WP 106 | 19 The potential of the Trust as the institutional vehicle of choice for empowering the Third Sector in the recovery and enhancement of cultural heritage

Publication date: 4 April 2019
Research areas: Legal framework
Publication categories: Working papers
Arguments: Legal analysis, Commons, Local development
Organizational types: Third sector organizations, Community cooperatives
Tags: Community enterprises, cultural heritage

In Italy, the protection of cultural heritage has always been delegated mainly to the state or, more generally, to the public sector, especially in light of the natural vocation of public actors to pursue general interests. Nowadays, however, this “bureaucratic automatism” has been challenged by two ongoing macro-trends: on the one hand, the end of the monopoly of public actors in the care of the general interest, due to increasing budgetary constraints; on the other hand, the specular emergence at the municipal level of initiatives of “active citizens” willing to take charge of the protection of general interests and the purpose of recovery and enhancement of the public cultural heritage currently in a state of degradation.

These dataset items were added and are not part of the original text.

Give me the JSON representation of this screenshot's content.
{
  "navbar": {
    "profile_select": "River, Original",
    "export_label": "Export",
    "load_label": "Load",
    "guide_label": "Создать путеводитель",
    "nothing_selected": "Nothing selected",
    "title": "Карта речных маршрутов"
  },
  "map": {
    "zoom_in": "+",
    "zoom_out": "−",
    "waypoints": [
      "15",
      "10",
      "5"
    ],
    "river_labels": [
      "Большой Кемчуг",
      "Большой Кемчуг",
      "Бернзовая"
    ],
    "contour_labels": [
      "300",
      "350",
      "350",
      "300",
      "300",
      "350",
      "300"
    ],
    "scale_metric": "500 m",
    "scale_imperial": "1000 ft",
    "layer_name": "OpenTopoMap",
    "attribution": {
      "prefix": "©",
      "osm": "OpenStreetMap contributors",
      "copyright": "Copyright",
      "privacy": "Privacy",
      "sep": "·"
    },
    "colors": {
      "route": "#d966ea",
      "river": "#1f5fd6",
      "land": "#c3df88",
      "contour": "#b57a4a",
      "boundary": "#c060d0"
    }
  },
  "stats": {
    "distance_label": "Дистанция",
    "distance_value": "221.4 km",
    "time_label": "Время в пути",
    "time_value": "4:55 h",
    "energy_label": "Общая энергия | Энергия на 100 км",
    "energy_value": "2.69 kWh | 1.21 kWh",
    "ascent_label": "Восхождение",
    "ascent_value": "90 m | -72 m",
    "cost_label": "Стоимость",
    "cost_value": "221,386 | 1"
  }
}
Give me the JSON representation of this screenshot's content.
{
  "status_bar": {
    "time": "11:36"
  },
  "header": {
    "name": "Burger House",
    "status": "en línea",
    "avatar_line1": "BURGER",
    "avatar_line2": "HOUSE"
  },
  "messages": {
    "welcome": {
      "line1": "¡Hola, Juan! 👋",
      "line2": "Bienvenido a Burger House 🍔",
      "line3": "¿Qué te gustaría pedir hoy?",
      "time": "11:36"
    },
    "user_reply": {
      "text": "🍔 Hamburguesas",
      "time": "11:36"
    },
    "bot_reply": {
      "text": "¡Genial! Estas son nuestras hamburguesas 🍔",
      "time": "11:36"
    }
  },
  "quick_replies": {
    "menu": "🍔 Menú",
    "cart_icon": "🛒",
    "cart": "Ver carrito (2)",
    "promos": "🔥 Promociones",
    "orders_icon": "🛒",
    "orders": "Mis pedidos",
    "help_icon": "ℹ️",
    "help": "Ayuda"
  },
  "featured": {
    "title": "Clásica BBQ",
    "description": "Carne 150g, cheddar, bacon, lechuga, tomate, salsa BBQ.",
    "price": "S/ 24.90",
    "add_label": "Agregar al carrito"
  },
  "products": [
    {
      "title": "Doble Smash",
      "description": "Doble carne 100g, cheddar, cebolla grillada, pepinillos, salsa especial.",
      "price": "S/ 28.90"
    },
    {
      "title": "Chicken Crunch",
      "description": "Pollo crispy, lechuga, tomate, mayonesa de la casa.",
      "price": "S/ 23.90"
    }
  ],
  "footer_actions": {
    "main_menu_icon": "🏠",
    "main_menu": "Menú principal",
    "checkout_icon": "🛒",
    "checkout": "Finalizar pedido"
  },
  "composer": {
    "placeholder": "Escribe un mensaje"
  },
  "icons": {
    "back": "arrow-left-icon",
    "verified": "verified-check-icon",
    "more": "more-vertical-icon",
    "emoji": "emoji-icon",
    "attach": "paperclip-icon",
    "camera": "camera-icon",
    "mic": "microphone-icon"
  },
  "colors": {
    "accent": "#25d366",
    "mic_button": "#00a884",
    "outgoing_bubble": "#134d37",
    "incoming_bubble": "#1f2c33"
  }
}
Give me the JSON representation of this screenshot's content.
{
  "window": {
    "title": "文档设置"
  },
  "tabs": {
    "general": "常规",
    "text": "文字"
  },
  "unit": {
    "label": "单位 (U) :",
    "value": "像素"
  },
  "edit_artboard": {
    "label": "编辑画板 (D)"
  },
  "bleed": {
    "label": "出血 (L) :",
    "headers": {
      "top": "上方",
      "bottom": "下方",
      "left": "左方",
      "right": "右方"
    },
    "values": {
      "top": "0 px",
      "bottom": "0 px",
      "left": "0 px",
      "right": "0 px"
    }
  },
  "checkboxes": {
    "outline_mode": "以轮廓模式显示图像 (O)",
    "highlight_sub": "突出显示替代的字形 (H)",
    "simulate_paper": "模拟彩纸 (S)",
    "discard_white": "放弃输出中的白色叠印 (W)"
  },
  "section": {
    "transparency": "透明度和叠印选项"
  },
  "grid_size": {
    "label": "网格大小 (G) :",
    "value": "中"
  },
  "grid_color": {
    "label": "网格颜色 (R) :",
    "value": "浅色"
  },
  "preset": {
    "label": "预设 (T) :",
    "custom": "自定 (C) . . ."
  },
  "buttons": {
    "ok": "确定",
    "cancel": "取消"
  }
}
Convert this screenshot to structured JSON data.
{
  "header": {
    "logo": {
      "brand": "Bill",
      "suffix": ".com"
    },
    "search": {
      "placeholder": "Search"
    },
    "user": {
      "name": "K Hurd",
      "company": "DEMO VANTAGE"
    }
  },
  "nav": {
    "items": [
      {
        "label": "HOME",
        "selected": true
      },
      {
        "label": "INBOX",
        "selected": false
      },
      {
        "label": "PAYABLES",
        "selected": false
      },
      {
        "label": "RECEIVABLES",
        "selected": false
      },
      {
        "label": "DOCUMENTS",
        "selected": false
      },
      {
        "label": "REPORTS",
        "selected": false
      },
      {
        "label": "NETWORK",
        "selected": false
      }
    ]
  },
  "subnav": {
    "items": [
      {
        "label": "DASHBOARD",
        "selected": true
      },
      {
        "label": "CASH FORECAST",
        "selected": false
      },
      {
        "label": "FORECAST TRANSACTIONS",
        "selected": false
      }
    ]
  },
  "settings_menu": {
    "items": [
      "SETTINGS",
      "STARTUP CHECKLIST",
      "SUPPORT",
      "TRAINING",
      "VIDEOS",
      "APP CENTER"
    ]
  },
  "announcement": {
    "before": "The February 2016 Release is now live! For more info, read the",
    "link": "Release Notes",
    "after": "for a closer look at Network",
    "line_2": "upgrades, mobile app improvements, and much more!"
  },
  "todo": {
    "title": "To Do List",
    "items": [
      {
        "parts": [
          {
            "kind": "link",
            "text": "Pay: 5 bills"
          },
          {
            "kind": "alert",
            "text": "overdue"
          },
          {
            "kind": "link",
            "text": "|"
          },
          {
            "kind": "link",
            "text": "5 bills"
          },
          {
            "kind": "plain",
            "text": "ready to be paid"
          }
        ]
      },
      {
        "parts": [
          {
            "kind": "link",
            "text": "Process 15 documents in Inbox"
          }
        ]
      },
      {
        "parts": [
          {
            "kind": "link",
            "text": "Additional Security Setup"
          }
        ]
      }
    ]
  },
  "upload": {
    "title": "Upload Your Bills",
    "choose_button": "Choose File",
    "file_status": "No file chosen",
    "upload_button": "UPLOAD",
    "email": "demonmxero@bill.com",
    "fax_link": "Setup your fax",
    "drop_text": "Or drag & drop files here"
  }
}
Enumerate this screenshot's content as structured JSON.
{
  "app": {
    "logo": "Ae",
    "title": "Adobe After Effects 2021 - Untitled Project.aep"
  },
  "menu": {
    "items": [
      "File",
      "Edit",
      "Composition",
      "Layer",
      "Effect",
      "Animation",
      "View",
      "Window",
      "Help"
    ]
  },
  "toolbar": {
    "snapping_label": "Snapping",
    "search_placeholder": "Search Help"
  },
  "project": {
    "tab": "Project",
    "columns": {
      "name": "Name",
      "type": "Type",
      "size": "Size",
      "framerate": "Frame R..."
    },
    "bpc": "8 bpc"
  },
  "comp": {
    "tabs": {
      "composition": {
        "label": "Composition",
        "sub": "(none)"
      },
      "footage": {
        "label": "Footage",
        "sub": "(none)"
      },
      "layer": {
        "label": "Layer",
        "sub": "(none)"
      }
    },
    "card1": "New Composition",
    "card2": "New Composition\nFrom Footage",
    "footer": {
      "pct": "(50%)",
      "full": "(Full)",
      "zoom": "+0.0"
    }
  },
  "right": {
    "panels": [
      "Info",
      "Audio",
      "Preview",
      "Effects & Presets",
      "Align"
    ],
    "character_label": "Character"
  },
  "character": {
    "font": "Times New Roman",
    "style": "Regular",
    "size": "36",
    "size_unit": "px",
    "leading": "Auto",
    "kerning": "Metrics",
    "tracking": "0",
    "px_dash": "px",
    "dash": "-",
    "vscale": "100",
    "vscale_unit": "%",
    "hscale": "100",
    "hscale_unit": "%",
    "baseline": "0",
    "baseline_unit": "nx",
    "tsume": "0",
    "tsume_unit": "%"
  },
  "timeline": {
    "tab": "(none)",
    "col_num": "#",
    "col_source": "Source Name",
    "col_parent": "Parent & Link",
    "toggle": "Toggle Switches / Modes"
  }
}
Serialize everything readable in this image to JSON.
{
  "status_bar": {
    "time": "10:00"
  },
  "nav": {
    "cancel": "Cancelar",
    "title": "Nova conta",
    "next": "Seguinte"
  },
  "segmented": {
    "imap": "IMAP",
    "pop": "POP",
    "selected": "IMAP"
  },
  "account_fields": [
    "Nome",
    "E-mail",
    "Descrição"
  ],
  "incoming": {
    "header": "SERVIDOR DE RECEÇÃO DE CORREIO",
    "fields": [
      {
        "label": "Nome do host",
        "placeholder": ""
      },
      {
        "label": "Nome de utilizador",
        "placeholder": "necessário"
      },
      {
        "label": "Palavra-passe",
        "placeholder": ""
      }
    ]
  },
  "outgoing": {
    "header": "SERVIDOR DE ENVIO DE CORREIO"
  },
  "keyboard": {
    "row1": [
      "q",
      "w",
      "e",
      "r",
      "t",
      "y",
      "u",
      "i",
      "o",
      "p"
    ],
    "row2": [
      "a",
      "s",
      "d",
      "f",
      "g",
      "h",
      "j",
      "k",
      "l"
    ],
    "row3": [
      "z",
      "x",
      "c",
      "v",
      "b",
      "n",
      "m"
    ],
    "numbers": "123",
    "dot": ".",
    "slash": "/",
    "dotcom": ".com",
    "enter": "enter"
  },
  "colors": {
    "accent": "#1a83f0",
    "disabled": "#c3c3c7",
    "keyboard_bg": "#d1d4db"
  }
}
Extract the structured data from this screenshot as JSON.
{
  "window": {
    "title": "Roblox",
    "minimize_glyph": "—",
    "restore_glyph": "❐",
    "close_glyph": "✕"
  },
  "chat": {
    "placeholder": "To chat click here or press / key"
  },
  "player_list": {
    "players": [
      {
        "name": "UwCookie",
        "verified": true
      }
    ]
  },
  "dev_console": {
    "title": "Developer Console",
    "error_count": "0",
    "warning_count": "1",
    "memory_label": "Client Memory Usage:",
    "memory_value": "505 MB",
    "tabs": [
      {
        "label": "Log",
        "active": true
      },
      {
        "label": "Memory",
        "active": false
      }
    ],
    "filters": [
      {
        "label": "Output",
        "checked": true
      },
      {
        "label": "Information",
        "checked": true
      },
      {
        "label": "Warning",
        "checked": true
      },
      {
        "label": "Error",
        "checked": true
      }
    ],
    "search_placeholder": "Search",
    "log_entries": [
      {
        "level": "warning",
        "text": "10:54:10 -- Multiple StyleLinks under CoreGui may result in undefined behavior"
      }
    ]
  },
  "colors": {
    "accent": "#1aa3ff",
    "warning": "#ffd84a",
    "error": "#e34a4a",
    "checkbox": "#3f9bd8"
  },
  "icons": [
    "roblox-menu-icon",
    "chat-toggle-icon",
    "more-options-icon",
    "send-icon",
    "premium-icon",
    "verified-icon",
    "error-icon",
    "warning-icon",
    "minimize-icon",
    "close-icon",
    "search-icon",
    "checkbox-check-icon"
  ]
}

This research aims to bridge the gap in the literature between the perspective of public governance applied to cultural heritage management and the current recorded macro-trends. In concrete terms, the research intends, first of all, to define the interrelationships discernible between the Trust, the collaborative covenant – conceived as a genus of shared forms of administration widespread at the municipal level – and the aforementioned mainstream of public governance. Next, it aims to bring out the potential contribution of the Trust to the management of cultural assets framed as commons. Finally, the research intends to explain in what terms the legal institution of the Trust could be a suitable institutional vehicle for recovering and enhancing degraded cultural properties owned by any municipality by involving community-anchored third sector organizations and, reflexively, intends to enucleate what policy levers can be activated for this purpose with respect to the three forms of community enterprise typified within the Anglo-Saxon literature.